A los abuelos árboles ya no los veré morir y renacer de nuevo. Sus vidas serán largas, mucho más que mi vida humana. Me han dicho que un sietecueros vive cien años; un sangregado, doscientos.
Quizás los sienta luego, en su segunda muerte, cuando yo sea ceiba, encenillo o arrayán y sus raíces les pidan a las mías los nutrientes que les falten. Me lo comunicarán por medio del micelio que en el subsuelo conecta los bosques. Es esa, quizás, la lengua de los muertos, pues es también la de los árboles.
Y cuando mis abuelos árboles mueran y se descompongan una vez más, para luego renacer múltiples, el árbol que seré yo hará el duelo que ya sabrá hacer, por haber adolecido tanto ahora. Por adolecer como adolezco.
6.
Dicen mis papás que después de mucho meditar han resuelto vender la casa. Es cuestión de desapego.
Hay que mudarse pronto, dejar el lote. Los árboles se quedan, no es posible llevárselos: se han vendido junto a todo lo demás. Cada quien empacará sus cosas, se irá por un sendero y no volverá nunca. Encontraremos nuevas casas, nuevos suelos donde caer muertos, nuevas tierras en las que volvernos árboles; cada uno por su lado, la familia separada. Es cuestión de desapego, repiten.
Yo lloro lágrimas de apego. Los abuelos árboles no me verán morir y renacer. No me sentirán devenir árbol en su mismo suelo. Y yo, lejana, no los sentiré morir su segunda muerte y no sabré, lejana, cuándo adolecer.

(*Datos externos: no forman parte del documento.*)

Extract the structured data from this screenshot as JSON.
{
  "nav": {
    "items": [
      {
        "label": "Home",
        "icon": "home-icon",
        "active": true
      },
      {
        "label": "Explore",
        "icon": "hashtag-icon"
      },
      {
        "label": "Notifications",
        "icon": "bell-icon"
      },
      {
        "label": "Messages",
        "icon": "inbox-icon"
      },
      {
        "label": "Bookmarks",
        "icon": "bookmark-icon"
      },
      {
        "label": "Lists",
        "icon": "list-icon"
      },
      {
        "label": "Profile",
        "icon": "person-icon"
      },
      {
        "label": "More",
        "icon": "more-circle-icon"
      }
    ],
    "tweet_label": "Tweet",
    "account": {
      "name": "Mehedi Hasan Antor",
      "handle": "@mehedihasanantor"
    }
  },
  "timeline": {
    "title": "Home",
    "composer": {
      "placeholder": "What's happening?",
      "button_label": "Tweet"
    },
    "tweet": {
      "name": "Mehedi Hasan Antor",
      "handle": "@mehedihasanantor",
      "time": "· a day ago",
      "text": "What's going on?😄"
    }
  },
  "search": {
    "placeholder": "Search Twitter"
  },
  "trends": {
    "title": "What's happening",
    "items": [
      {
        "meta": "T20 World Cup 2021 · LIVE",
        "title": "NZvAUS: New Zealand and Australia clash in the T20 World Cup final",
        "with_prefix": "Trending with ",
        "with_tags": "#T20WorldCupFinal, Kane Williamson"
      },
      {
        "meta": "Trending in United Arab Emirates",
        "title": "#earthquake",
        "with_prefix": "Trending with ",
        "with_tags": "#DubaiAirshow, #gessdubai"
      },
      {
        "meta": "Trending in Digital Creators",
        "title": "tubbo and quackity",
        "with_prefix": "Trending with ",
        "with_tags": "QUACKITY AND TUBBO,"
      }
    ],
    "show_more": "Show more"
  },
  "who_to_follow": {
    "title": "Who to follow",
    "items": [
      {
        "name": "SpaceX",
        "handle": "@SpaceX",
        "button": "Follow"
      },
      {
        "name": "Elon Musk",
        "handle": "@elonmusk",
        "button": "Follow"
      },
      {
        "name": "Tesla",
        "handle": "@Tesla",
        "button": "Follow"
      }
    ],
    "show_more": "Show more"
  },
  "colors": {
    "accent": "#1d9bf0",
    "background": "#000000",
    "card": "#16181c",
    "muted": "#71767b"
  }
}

Si he de morir lejos y descomponerme en otro suelo quizás ya no quiera renacer.
Lo empaco todo y agarro camino. En mis brazos cargo la matera de la perrita, mi muerta bonsái. La trasplantaré por ahí, donde vea un suelo fértil y una buena vista.Mientras ando, hago oídos sordos, ojos ciegos, mente en blanco y me alejo cantando el mantra: la la la la la la.